Another moment and a gasp went up from fifty or more throats. Hazen had taken the chain in his hand, walked to the edge of the rock and slipped into the quietest water he saw there.
“Strike left!” called out a voice. And he struck left. The eddy seized him and they could see his head moving slowly about in the great circle which gradually grew smaller and smaller till he suddenly disappeared. A groan muffled with horror went up from the shore. But the man who held the chain lifted up his hand, and silence—more pregnant of anticipation than any sound—held that whole crowd rigid. The man played out the chain; Harper stared at the seething, tumbling water, but Ransom looked another way. The torture in his soul was taking shape, the shape of a ghost rising from those tossing waters. Suddenly the pent-in breath of fifty breasts found its way again to the lips.
The men who held the chain were pulling it in with violent reaches. It dragged more slowly, stuck, loosened itself, and finally brought into sight a face white as the foam it rose amongst.
“Dead! Drowned!” the whisper went around.
But when Hazen was dragged ashore and Ransom had thrown himself at his feet, he saw that he yet lived, and lived triumphantly. Ransom could not have told more; it was for others to see and point out the smile that sweetened the wan lips, and the passion with which he held against his breast some sodden and shapeless object which he had rescued from those awful depths, and which, when spread out and clean of sand, betrayed itself as that peculiar article of woman’s clothing, a small side bag.
“I remember that bag,” said Harper. “I saw it, or one exactly like it, in Mrs. Ransom’s hand when she got into the coach the day we all rode up from the ferry. What will he have to say about it? and could he have seen the body from which it has evidently been torn?”
CHAPTER XXVI
HAZEN
“An unfathomable man,” grumbled Mr. Harper, entering Mr. Ransom’s room in marked disorder. “They say that he has not spoken yet; but the coroner is with him and we shall hear something from him soon. I expect—” here the lawyer’s voice changed and his manner took on meaning—“that his report will be final.”
“Final? You mean—”
“What his fainting face showed. For all its pallor and the exhaustion it expressed, there was triumph in its every feature. The little bag was not all he saw in that pit of hell. You must prepare yourself for no common ordeal, Ransom; it will take all your courage to listen to his story.”

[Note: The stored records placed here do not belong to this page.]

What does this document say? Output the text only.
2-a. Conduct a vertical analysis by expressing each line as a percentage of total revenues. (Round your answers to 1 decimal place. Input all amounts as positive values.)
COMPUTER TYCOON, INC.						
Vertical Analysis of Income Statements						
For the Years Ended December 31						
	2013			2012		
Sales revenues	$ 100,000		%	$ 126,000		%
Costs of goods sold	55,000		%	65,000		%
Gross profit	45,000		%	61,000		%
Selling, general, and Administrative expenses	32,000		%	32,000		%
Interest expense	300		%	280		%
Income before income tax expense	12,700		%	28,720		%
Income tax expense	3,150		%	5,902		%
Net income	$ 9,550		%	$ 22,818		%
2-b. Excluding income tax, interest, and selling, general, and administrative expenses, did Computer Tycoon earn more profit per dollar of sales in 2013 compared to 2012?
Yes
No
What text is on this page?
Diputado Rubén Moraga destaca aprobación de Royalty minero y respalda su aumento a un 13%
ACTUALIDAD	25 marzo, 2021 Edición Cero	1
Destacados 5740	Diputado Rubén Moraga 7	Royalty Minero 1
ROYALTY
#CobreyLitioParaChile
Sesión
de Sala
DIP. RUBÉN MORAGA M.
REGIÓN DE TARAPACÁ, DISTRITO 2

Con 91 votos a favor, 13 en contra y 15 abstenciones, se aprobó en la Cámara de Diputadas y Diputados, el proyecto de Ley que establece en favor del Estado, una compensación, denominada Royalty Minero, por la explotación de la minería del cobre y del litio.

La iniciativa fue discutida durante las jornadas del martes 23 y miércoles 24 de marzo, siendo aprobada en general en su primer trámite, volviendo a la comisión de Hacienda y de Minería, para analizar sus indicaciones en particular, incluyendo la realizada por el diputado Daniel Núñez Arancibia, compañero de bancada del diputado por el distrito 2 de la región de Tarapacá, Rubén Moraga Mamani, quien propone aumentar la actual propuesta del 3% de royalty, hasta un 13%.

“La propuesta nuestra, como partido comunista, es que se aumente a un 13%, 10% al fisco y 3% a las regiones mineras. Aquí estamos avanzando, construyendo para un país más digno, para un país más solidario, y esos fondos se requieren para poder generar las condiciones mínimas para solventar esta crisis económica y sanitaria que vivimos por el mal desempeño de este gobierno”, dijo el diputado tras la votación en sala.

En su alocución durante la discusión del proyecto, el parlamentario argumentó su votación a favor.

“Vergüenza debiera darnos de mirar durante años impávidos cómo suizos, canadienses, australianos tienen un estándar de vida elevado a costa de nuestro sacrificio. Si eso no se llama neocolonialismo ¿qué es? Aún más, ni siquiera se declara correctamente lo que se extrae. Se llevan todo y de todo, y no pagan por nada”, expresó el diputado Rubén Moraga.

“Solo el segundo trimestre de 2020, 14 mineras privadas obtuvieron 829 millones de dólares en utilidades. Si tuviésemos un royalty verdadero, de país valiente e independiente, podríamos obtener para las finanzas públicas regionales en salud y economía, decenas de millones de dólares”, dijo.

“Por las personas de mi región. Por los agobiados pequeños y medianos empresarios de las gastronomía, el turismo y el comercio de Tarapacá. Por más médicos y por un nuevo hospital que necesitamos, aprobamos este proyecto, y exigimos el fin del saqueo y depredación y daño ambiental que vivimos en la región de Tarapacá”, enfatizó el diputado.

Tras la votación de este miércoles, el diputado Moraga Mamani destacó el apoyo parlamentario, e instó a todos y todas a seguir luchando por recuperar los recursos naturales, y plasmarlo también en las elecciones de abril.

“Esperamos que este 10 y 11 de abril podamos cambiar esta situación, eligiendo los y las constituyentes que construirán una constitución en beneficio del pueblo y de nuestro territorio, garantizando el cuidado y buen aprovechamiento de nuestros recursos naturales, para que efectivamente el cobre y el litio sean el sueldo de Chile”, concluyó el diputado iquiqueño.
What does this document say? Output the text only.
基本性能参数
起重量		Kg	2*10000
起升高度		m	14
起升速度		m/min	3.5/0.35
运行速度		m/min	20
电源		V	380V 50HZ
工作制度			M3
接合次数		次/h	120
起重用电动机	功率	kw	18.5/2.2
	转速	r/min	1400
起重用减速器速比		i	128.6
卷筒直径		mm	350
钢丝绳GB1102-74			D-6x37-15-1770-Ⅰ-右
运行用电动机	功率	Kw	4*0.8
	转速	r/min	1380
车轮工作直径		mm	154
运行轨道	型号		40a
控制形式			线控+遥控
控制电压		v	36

“I know.” The words came with difficulty but not without a certain manly courage. “I shall try not to make you too much trouble.” Then after a moment of oppressive silence, “Did you notice, when we all came in, the figure of a woman disappearing up the stair way? It was Anitra’s and it paused before it reached the top, and I saw her eyes staring down at Hazen’s helpless figure with a wildness in its inquiry that has sapped all my courage. How are we to answer that girl when she asks us what has happened? How make her know that Hazen is her brother and that he has just risked his life to satisfy himself and us that Georgian was really lost in that dreadful pool.”